Il approcha son poing fermé de la paume rocailleuse du grand brun. Le contact de leur chair le fit sourire et, sans étendre tout de suite ses doigts, il déposa une petite pièce rouillée au cœur des plis asymétriques de la poignée du jeune garçon. Il foula la terre sèche en reculant d'un pas, puis leva fièrement son poing toujours clos. Son rire innocent déstabilisait les regards soucieux qui le fixaient. Ses phalanges se déplièrent, comme un bourgeon libérant ses pétales et s'épanouissant sous la chaleur encore fraîche du printemps.
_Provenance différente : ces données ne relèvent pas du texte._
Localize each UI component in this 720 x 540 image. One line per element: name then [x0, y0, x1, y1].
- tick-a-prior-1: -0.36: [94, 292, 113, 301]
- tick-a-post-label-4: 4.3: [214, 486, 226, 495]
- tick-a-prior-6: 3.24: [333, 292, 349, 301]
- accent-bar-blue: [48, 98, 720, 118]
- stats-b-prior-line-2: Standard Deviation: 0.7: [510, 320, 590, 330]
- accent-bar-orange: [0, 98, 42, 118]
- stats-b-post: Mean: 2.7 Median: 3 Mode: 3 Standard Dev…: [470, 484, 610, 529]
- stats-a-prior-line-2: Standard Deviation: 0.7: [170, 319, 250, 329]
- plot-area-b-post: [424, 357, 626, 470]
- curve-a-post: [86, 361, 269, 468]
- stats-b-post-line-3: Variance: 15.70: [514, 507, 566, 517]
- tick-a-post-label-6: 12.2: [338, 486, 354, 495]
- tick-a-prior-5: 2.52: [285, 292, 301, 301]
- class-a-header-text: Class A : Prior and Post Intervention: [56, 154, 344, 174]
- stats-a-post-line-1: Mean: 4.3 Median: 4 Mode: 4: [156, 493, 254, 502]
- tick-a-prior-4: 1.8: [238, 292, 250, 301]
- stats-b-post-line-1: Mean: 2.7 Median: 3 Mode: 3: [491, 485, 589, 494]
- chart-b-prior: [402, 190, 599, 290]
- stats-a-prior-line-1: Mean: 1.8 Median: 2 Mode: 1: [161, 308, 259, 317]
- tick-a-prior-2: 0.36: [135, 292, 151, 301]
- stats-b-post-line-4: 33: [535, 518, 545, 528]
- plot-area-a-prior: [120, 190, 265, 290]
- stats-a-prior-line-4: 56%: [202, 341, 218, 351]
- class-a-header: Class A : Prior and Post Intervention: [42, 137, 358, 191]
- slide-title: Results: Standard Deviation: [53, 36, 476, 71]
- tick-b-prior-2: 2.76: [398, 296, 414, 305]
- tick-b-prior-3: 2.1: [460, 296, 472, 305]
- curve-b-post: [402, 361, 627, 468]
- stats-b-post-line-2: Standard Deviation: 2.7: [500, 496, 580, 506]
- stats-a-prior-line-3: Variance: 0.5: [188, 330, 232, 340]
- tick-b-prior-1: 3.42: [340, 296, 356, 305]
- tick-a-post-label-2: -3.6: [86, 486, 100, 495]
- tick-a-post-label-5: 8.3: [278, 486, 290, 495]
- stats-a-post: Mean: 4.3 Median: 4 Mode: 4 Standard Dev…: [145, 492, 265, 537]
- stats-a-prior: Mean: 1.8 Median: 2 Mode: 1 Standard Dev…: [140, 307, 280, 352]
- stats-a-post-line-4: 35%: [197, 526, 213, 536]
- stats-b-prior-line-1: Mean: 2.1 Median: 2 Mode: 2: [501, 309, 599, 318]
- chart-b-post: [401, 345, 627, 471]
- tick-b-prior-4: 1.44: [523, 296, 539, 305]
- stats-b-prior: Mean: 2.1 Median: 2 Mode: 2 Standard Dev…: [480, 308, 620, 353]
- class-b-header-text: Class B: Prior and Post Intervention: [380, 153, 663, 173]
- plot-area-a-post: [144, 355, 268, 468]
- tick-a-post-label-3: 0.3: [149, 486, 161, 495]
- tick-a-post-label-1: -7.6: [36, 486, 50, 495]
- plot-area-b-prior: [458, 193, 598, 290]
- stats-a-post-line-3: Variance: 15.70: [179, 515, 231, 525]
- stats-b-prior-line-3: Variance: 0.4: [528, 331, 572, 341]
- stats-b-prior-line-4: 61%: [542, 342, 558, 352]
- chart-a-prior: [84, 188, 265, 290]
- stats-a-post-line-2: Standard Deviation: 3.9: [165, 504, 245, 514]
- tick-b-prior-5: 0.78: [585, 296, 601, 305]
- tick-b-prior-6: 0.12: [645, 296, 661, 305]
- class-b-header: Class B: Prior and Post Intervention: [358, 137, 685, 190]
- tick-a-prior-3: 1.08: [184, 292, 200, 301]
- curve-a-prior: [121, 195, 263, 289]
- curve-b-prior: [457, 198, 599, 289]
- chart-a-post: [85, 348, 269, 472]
Une perle vint s'écraser sur son crâne et une autre dégoulinait déjà sur sa main levée. Les grosses goûtes s'abattaient en masse sur les jeunes corps, ne masquant pas la tension qui les liaient. Une d'elle vint creuser la trajectoire des larmes de la veille, avant d'effleurer de son goût les lèvres de Judi, qui se mouvaient dans un son grave.
«Boum. »
Le coup partit si vite que le grand l'encaissa, la main encore tendue devant lui. Judi était prêt. Ses gestes étaient calqués aux souvenirs encore frais des vidéos qu'il avait visionnées. Ses prises étaient maladroites et mal exécutées. Son corps chétif ne contrait pas la force de ses adversaires. De grands bras le projetèrent en arrière. Des bouts de terre humide se collèrent à ses sourcils lorsqu'il tomba au sol. Ses mains salies se frottèrent à son visage, l'aveuglant de boues par mégarde. Il sentit ses yeux le brûler tandis qu'encore son corps se tordait à chaque coup de pied. Ses muscles se crispèrent alors tous en même temps, et le jeune brun rit. Un son épais, acide, grave et âcre se répandit autour de la bande de jeunes. Ébranlés, il le laissèrent pour fou dans ce terrain désert.
« Dis, Jordan, tu t'es fait quoi au visage ? » l'interrogea Sanders, le lendemain.
Judi le dévisagea, comme étonné d'entendre le son cristallin de la voix de son ami. Il haussa négligemment les épaules, signifiant à son compagnon qu'il était vain de demander. Il ne serait jamais au courant de ce fait trop ennuyant, anodin, pour être abordé dans une discussion.
« Comment va mon fils, docteur James ? » se souvint-il.
**
Pétrifié par ses souvenirs, Judi courut dans les rues du patelin jusqu'à chez lui. Il trébucha dans la cage d'escalier sur les marches glissantes. La femme de ménage venait à peine de passer ; elle rangeait son matériel au dernier étage. Judi l'entendait ronchonner dans une langue grossière.
Son genoux saignait. Il s'affaissa à nouveau sur le carrelage et y resta un moment. L'envie de retrouver son lit lui était passé. Le déchirement de sa chair lui faisait oublier la mélancolie. Il attrapa son téléphone et hésita longtemps avant de chercher le numéro de Créa sur le petit écran.